I think you're misunderstanding what I meant by "low hanging fruit".

It's easier for me to affect my Town, State, and US political action than it is to influence Chinese policy. I can vote for green policy candidates who can institute actual change in the US. I have no ability to do that in the US.

It doesn’t make sense. Anything can be punished by death in China, and laws are only selectively enforced anyways, so death penalty with the excuse of pollution would probably only occur for deeper political reasons.

China doesn’t really have superfund sites, in that they don’t have a specific category for expensive cleanup projects.

I meant: how many sites are already de facto so polluted that they require deep cleanup. May be decades before we find out.
To be more realistic, you'll never find out.

I'd challenge anyone who thinks we know all of them in the USA.

It doesn't even take the corruption that a big employer in a small town automatically creates to have a 'hidden' superfund site.

It only takes the lack of dedicated professionals testing everything all the time. Tracking sources and types of pollution is _not only_ difficult, highly technical work that requires a lot of infrastructure- but it also _requires its own R&D to keep up with new industrial chemicals_. This means it's fiercely expensive, manpower-limited, and that it takes a long, long time.
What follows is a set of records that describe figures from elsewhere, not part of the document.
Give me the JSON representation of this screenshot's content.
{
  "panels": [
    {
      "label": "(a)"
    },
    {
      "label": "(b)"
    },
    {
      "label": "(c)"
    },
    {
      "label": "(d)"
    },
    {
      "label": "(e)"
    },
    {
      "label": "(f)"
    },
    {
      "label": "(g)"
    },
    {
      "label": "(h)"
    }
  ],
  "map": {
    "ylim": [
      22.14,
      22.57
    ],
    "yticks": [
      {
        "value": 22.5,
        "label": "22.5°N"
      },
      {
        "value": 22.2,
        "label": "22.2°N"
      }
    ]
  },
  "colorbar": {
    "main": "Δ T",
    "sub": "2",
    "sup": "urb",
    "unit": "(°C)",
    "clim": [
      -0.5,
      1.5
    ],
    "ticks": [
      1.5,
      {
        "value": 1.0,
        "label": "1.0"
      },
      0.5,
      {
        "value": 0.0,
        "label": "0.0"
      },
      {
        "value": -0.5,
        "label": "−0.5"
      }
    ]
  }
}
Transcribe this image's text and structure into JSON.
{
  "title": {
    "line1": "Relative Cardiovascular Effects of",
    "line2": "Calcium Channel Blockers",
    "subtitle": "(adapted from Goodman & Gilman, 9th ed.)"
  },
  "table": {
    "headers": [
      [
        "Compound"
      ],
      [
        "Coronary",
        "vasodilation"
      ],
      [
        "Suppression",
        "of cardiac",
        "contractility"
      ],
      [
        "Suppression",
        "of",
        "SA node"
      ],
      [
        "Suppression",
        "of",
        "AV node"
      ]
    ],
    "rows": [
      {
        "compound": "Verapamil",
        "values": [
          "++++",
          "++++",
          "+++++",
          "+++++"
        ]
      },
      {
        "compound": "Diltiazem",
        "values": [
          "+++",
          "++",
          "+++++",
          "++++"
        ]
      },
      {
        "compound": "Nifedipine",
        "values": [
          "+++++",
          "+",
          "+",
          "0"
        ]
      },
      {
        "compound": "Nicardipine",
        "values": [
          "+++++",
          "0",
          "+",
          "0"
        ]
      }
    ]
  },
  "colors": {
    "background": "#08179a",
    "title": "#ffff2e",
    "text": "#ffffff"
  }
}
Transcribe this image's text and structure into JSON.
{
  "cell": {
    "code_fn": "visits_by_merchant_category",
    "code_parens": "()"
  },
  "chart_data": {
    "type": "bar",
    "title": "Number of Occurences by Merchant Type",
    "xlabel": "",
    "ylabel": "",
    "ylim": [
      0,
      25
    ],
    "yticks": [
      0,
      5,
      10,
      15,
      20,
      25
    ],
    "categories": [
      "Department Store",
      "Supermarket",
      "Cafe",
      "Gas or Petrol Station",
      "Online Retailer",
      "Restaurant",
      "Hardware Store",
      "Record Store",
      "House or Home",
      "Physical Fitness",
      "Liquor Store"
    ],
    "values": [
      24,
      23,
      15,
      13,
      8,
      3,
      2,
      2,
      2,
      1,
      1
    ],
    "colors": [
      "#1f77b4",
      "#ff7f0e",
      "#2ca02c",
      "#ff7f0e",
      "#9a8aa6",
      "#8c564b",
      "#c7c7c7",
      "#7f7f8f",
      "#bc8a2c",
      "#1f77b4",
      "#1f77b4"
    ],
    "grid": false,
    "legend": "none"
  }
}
What country is going to dedicate that amount of resources to find problems that'll cost even more money to clean up (or possibly can't be cleaned up at all)? Maybe Norway. Maybe.

https://en.wikipedia.org/wiki/List_of_cancer_clusters

This always gives me pause, plenty don't have any known cause.

> May be decades before we find out.

You mean just like in the US?

Yup. I mean London was covered in smog, just like Beijing is now. Not a big leap to expect a replay to some degree.
Except now we know the consequences and have the experience and moreover have alternatives (even in simple management, mitigation terms) which might not existed five decades ago.